There were 1,331,200 people employed in the county for the month of February. This number beats the previous record, which was set in July of 2007. It beats the old record by 6,200 jobs. This number also confirms that the county recovered all of the 99,400 jobs lost during the recession.
Point Loma Nazarene University released analysis that shows San Diego County as one of eight metropolitan areas in California to recover all of the jobs lost in the Great Recession.
“The good news is that San Diego’s economy appears to be on good footing now,” said Lynn Reaser, PLNU’s chief economist. Reaser expects another 28,000 jobs to be added this year in the county. “Despite restrictions on defense spending, the ending of sequestration, continued growth in biotech, gains in tourism, more homebuilding, and growth in business with Mexico should help the region move forward in 2014.”
Even though the number of people employed has set a record, it has not been able to reduce the unemployment rate of 6.9 percent. There were 110,300 unemployed residents in the county in February, which is 42,000 more than in July of 2007. In July of 2007, the unemployment rate was at 4.5 percent.
An economist from the University of San Diego, Alan Gin, noted that 35,000 people moved to the region in 2013.
“I think it’s significant that we got back to at least where we were before this Great Recession so that is good news, but again what we’ve done is we’ve lost all the job growth in between that we needed to meet the needs of the growing population,” said Gin.
Even if this does happen, the majority of available jobs would not have high enough salaries.
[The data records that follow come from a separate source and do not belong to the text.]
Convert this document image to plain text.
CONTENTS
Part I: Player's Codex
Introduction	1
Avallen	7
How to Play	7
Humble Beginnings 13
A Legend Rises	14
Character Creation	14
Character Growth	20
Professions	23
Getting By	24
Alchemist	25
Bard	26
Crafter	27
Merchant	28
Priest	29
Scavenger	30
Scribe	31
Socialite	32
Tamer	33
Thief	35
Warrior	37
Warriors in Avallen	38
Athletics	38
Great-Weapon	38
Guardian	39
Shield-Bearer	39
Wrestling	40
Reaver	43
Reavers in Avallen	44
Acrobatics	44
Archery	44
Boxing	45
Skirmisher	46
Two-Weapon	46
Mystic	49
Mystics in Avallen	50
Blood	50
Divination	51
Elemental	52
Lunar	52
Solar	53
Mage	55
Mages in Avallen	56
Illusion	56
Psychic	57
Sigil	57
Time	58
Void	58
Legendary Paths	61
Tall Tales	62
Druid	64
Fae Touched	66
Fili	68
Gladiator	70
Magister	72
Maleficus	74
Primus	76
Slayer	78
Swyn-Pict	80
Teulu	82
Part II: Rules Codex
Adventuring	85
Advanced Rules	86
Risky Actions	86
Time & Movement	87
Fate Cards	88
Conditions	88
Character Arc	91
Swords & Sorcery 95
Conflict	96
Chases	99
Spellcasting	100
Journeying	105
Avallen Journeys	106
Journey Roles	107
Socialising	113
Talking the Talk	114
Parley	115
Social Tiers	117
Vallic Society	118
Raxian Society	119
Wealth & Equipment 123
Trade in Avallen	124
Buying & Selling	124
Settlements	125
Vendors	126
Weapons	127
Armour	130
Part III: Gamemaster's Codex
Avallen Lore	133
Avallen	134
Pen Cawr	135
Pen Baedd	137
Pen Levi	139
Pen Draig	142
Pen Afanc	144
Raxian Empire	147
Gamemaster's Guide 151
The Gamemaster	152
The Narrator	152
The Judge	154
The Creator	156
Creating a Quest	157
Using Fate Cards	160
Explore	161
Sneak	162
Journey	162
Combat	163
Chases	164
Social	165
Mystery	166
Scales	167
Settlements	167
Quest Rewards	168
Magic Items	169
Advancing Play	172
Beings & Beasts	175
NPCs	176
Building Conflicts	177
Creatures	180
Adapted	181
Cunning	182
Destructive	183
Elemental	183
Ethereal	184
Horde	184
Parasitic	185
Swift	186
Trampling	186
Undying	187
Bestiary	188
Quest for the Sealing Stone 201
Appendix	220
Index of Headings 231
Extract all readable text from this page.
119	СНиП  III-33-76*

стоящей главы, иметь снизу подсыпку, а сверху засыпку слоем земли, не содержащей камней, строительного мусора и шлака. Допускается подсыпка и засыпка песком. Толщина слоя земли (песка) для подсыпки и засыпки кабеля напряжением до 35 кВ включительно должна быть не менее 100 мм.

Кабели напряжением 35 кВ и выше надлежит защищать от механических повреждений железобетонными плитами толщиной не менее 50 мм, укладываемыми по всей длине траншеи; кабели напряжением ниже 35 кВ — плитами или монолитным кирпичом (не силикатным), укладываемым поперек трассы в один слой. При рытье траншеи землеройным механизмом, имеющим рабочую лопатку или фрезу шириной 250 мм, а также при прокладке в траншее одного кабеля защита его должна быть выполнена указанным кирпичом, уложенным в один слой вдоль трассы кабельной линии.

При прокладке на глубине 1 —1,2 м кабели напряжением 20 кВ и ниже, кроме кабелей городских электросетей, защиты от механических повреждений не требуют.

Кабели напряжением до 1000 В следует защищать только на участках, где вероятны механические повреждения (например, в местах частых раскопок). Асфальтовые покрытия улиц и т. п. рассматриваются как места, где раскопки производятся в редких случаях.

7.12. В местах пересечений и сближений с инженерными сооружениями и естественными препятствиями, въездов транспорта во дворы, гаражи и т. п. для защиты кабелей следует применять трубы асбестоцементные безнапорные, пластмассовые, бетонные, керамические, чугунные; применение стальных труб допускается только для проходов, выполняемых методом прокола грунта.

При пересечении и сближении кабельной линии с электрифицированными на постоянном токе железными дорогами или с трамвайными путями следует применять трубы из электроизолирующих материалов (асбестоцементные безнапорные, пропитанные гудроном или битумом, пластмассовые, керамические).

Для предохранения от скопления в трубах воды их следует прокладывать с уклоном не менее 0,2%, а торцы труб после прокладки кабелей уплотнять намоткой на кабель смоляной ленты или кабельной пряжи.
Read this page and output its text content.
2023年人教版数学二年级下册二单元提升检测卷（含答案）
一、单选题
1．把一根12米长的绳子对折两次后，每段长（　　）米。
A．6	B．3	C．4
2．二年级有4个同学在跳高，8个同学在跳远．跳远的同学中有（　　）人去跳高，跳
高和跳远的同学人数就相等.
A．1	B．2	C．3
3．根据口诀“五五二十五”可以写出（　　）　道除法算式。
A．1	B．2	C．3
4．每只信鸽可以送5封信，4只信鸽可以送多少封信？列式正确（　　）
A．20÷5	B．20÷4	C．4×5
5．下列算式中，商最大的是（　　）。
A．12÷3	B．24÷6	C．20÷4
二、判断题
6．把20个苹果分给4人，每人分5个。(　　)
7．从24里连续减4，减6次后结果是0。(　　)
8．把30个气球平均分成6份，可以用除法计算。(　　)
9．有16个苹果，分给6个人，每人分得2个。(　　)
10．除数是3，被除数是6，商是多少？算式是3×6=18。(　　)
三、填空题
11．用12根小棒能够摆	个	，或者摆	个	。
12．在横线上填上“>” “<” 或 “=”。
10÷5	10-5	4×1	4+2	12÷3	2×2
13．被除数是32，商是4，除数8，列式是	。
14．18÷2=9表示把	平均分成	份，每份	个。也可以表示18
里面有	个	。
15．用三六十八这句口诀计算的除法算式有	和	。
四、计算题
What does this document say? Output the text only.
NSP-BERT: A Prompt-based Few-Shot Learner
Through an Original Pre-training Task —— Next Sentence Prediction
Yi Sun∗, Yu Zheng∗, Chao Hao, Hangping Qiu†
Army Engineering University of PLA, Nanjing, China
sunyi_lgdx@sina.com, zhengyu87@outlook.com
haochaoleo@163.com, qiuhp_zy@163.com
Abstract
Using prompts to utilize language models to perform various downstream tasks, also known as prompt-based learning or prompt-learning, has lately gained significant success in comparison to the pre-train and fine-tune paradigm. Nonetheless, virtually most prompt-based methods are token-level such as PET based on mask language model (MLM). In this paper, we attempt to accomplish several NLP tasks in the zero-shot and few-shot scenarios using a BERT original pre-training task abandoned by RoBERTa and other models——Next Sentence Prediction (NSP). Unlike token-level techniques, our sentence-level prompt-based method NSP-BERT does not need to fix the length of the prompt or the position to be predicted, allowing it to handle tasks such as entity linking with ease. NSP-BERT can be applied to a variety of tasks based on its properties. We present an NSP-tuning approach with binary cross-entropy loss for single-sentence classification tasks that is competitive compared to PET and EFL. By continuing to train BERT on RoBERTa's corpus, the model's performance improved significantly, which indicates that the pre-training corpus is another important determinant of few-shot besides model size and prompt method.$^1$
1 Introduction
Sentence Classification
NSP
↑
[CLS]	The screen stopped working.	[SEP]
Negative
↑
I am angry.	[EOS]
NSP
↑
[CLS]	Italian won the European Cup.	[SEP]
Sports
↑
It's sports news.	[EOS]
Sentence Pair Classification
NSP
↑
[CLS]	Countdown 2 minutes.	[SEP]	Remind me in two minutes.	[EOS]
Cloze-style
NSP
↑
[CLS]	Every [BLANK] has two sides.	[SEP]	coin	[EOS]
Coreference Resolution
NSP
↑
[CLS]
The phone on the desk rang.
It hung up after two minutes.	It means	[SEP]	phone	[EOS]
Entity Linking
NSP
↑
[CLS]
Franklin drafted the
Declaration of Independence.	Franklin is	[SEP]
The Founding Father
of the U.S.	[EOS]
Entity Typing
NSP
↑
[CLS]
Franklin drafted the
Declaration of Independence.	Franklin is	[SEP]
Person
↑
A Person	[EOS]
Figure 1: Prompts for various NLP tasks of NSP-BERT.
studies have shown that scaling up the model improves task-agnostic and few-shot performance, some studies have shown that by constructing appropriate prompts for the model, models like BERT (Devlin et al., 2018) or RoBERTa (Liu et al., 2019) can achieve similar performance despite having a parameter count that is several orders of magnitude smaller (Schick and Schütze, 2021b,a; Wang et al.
In July of 2007 there were 23,400 more construction workers than today. The wages back then paid middle class salaries and caused higher demand in retail, contracting and landscaping. Manufacturing jobs dropped by 6,800 in that period and financial services dropped 9,800 jobs.
“We know that the construction sector is still well below the previous peak. We know the mortgage industry is well below the previous peak, and these were generally higher paid jobs,” said Esmael Adibi, economist at Chapman University. “Even if you’re back to the previous peak the type of income is not the same as it used to be because of the type of jobs we lost.”